O presidente da entidade explicou que o momento é de incertezas, mas elogiou as primeiras medidas tomadas pelo país. Para Ricardo, o foco neste momento deve ser o diálogo, a negociação e a manutenção dos empregos no Ceará. Segundo ele, a política deve ser deixada de lado diante do impasse e das necessidades dos empresários exportadores.
“A gente precisa deixar de se falar muito da política e resolver o problema, e o problema é do emprego, das empresas.
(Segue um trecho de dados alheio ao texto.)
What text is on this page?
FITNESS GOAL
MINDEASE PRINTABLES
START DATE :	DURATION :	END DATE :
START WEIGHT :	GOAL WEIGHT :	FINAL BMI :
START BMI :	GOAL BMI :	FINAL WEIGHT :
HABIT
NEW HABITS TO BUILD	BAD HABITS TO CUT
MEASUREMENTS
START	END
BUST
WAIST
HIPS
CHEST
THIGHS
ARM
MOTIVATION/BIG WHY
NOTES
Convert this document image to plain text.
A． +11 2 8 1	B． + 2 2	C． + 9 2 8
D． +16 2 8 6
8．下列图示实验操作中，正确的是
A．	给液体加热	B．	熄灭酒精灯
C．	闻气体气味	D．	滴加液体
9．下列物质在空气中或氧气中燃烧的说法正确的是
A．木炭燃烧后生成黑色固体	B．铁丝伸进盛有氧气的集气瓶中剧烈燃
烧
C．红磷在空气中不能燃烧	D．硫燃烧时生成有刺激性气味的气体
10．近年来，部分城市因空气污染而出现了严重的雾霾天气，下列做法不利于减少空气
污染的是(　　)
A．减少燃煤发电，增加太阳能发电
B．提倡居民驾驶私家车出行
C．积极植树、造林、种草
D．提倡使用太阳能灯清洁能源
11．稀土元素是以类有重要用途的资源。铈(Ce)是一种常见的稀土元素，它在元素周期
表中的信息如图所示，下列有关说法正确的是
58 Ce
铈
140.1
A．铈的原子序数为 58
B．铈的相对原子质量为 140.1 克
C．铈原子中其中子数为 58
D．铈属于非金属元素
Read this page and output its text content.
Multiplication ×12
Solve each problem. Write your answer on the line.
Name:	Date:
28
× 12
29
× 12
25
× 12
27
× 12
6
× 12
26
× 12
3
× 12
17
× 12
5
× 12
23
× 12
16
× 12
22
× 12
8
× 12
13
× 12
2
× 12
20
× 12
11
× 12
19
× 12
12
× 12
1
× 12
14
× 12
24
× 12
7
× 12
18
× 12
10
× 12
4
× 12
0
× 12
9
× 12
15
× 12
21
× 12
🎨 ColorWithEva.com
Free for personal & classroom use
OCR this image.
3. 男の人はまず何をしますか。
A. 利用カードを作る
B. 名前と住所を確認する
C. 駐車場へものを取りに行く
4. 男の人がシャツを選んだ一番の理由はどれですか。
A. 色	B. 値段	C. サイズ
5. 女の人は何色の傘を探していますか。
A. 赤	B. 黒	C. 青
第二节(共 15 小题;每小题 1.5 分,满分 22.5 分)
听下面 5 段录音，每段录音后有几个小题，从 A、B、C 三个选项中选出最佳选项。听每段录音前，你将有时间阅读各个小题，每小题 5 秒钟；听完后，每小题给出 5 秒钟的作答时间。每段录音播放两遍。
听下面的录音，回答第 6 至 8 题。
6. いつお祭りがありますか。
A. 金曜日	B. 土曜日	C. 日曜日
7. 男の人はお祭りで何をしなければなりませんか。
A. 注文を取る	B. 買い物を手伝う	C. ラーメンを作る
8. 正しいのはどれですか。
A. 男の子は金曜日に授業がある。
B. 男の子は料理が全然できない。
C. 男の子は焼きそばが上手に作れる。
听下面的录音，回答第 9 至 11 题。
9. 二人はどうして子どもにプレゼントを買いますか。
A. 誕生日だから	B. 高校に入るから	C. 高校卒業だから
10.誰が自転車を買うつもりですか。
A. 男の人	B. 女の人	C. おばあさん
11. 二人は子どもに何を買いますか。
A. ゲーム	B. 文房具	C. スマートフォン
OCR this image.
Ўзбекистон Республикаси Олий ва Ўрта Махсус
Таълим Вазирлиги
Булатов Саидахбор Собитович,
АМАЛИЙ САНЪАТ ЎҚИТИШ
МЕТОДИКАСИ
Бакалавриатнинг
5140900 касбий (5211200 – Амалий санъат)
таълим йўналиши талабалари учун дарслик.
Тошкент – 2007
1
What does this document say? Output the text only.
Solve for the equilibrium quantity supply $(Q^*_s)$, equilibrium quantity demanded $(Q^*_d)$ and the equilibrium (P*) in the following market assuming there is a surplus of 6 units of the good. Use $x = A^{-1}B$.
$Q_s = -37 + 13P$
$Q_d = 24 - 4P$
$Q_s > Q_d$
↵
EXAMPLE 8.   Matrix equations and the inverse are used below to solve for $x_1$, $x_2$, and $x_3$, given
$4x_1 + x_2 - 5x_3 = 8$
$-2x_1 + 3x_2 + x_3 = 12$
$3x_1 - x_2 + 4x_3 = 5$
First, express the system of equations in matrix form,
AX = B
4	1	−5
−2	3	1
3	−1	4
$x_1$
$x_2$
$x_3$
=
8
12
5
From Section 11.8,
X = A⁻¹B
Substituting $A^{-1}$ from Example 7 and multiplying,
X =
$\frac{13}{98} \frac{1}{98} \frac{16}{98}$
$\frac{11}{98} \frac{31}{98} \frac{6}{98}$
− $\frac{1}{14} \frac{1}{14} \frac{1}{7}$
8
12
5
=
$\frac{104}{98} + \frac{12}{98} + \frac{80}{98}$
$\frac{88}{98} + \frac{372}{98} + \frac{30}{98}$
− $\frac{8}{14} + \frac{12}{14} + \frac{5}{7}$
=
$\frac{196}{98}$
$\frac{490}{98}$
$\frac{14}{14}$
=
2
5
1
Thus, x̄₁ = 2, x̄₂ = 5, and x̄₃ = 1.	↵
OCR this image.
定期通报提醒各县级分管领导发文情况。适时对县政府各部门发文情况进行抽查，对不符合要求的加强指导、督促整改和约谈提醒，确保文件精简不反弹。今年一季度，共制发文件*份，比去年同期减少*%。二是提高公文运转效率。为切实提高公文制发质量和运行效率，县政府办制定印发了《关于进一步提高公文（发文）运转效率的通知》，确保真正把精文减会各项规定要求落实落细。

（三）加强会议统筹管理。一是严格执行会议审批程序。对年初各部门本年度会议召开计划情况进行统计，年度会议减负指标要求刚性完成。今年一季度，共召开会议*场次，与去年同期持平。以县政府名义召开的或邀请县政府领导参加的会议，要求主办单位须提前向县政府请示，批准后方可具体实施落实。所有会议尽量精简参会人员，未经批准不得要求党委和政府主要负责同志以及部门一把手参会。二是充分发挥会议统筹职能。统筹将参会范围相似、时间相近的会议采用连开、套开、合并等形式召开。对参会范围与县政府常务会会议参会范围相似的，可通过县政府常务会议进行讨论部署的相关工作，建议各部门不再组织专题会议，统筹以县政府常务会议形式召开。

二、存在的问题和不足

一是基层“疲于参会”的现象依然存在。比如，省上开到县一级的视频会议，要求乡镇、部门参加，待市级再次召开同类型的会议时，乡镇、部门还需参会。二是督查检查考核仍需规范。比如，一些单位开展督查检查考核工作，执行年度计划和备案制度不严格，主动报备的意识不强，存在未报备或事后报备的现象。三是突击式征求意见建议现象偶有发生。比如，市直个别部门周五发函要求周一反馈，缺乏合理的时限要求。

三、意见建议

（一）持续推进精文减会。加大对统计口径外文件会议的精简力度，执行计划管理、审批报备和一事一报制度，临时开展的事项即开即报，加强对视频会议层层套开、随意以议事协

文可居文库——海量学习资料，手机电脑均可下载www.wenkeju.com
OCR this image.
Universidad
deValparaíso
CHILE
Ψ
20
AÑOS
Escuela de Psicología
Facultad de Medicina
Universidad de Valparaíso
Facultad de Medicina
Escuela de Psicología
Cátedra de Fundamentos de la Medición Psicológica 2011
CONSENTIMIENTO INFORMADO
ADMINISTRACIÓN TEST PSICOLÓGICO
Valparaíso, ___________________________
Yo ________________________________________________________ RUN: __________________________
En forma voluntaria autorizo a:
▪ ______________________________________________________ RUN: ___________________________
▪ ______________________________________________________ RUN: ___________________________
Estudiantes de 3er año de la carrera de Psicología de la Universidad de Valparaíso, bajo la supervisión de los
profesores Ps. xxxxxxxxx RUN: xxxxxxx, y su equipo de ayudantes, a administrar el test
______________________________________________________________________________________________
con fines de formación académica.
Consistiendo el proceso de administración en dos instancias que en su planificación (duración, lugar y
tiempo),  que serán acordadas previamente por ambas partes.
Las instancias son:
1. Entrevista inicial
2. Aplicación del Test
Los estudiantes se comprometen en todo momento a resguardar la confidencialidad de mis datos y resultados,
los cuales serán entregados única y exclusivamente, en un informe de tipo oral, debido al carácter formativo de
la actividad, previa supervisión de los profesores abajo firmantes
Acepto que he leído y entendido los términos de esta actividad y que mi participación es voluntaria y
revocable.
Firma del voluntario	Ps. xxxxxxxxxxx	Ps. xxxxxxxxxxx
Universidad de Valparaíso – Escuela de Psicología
A gente espera discutir isso setorialmente, porque estamos falando de algo totalmente abrangente, no caso do Ceará, temos mais de 19 setores e cada um tem sua peculiaridade, não dá pra resolver todos os problemas juntos”, afirmou Ricardo.
O dirigente da Fiec disse que está em contato direto com o governo estadual e, das sete medidas que propôs ao governo federal, duas foram adotadas no primeiro pacote anunciado pelo presidente Lula (PT) e o ministro da Fazenda, Fernando Haddad, nesta quarta-feira (13).
Na contramão do que diz Lula, Ricardo não defende a busca por novos países parceiros e reforça que o mercado norte-americano é atualmente o melhor e mais cobiçado centro de exportações mundial. Atualmente, as exportações de produtos cearenses para os EUA representam 51% do total, com mais de US$ 500 milhões negociados em 2025.